Les tentatives reprirent 20 ans plus tard, au milieu des années 1970 après la publication par le chirurgien brésilien Adib Jatene d'une chirurgie de détransposition pratiquée avec succès chez deux enfants âgés de 3 mois et 40 jours et les premières séries opératoires de Yacoub en Angleterre ainsi que de l’équipe de l’hôpital Laennec à Paris. Ces nouvelles tentatives visaient à corriger les défauts des premières, d’une part en transposant également les artères coronaires sur l’aorte, d’autre part en veillant à l’aptitude du ventricule gauche à assurer un débit systémique. Cette aptitude était obtenue soit par une « préparation » du ventricule, par mise en place quelques mois d’un cerclage de l’artère pulmonaire l’obligeant ainsi à se muscler pour vaincre cet obstacle artificiel, soit par un timing opératoire très précoce, dès la première semaine de vie, avant que le myocarde ventriculaire gauche n’ait significativement involué. La détransposition des gros vaisseaux ou « switch artériel » devint rapidement l’intervention de référence après que Yacoub ait codifié les techniques permettant d’adapter l’intervention aux différentes distributions possibles des artères coronaires et que Lecompte ait « inventé » en 1979 un procédé de décroisement des gros vaisseaux permettant une réimplantation de l’artère pulmonaire sans interposition de matériel prothétique, reconnu depuis de façon universelle comme « la manœuvre de Lecompte »

C’est maintenant la seule intervention pratiquée, sauf cas très particulier.

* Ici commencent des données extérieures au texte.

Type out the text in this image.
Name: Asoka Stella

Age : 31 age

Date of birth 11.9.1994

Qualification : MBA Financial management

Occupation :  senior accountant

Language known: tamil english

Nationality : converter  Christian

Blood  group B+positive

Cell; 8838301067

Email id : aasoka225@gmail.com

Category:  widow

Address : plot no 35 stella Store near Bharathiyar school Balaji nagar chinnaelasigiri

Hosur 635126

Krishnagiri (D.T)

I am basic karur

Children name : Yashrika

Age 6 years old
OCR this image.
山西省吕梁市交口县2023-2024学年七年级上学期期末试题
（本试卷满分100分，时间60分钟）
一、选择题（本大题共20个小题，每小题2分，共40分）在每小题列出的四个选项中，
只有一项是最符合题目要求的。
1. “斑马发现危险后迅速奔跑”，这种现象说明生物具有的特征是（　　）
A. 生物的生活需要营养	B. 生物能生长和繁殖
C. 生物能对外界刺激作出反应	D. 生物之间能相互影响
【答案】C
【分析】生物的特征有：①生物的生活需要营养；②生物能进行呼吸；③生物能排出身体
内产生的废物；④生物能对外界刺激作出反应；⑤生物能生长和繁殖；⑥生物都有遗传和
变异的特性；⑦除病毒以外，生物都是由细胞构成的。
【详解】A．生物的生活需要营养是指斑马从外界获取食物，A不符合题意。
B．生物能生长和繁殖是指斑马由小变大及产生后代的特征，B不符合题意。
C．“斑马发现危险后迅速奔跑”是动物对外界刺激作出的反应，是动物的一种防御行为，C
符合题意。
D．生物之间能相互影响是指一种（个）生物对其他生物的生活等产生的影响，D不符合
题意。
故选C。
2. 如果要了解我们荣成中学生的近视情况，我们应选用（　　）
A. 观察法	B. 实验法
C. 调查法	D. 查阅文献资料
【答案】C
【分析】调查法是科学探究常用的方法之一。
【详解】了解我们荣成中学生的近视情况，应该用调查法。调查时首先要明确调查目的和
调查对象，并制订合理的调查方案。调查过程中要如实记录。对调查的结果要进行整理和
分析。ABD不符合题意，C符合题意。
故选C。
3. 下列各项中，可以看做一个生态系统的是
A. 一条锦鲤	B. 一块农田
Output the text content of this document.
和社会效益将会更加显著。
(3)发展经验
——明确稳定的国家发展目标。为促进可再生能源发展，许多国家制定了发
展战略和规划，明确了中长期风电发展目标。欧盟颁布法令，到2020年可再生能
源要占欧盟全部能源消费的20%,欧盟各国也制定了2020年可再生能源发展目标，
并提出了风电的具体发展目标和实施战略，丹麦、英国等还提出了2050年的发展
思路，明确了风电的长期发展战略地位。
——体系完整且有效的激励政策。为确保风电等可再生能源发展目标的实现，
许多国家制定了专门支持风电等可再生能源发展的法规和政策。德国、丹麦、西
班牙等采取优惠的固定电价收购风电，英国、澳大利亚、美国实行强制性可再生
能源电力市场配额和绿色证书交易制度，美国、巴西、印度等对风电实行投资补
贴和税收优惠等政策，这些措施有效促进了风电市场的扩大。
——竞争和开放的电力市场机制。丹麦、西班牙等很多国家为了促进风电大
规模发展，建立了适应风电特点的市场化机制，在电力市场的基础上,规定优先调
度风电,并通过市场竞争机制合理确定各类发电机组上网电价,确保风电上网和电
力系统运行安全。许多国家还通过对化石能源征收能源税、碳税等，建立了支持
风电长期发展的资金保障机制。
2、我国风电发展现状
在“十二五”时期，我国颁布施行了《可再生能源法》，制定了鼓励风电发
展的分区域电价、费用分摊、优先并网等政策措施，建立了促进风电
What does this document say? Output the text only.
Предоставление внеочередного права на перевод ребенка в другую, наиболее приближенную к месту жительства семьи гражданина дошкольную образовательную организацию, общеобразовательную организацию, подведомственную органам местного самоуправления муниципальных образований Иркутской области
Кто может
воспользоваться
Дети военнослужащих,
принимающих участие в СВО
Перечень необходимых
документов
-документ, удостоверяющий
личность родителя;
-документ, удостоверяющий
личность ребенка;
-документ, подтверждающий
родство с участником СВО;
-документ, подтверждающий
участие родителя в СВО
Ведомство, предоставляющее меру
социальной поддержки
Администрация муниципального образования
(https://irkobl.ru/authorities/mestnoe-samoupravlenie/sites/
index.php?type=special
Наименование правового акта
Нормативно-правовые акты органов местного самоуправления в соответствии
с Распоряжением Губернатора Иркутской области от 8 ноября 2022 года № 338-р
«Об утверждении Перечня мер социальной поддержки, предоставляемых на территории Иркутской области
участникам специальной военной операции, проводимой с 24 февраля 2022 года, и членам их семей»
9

C'est réellement une chirurgie correctrice puisqu'elle "détranspose" les gros vaisseaux en réimplantant l'aorte sur le ventricule gauche et l'artère pulmonaire sur le ventricule droit. La mortalité hospitalière est actuellement inférieure à 1% pour les équipes pratiquant cette intervention couramment et pourtant, il s'agit d'une véritable prouesse de chirurgie et de réanimation néo-natale et cette intervention sous circulation extra-corporelle a même pu être pratiquée sur des prématurés de 2000 grammes à peine.

Stratégies thérapeutiques

Dans les pays développés, la stratégie « idéale » actuelle, de plus en plus souvent « réelle » peut être résumée comme suit : Diagnostic ante-natal et transfert in utero dans un centre spécialisé permettant la pratique de la manœuvre de Rashkind et la perfusion de prostaglandines (non systématiques). La détransposition est faite alors dans la première semaine de vie permettant un retour à domicile dans le premier mois.

Dans les pays en voie de développement, cette stratégie « idéale » nécessite un environnement chirurgical et de réanimation néo-natal hors de portée. Le diagnostic ante-natal de TGV (rarement posé) conduit encore souvent à une interruption médicale de grossesse. On pourrait pourtant y concevoir une réhabilitation des séquences de prise en charge « historique », avec deux options : une manœuvre de Rashkind (avec éventuellement une intervention de Blalock-Hanlon complémentaire), puis d'une correction à l’étage auriculaire par l’intervention de Senning entre 6 et 18 mois, ou d'une manœuvre de Rashkind (avec éventuelle intervention de Blalock-Hanlon) et cerclage de l’artère pulmonaire suivie d'une correction anatomique par détransposition entre 6 mois et un an. Ces stratégies étaient celles pratiquées en France il n'y a guère plus de 20 ans et nombreux sont les nourrissons, aujourd'hui adultes, à en avoir réellement bénéficié.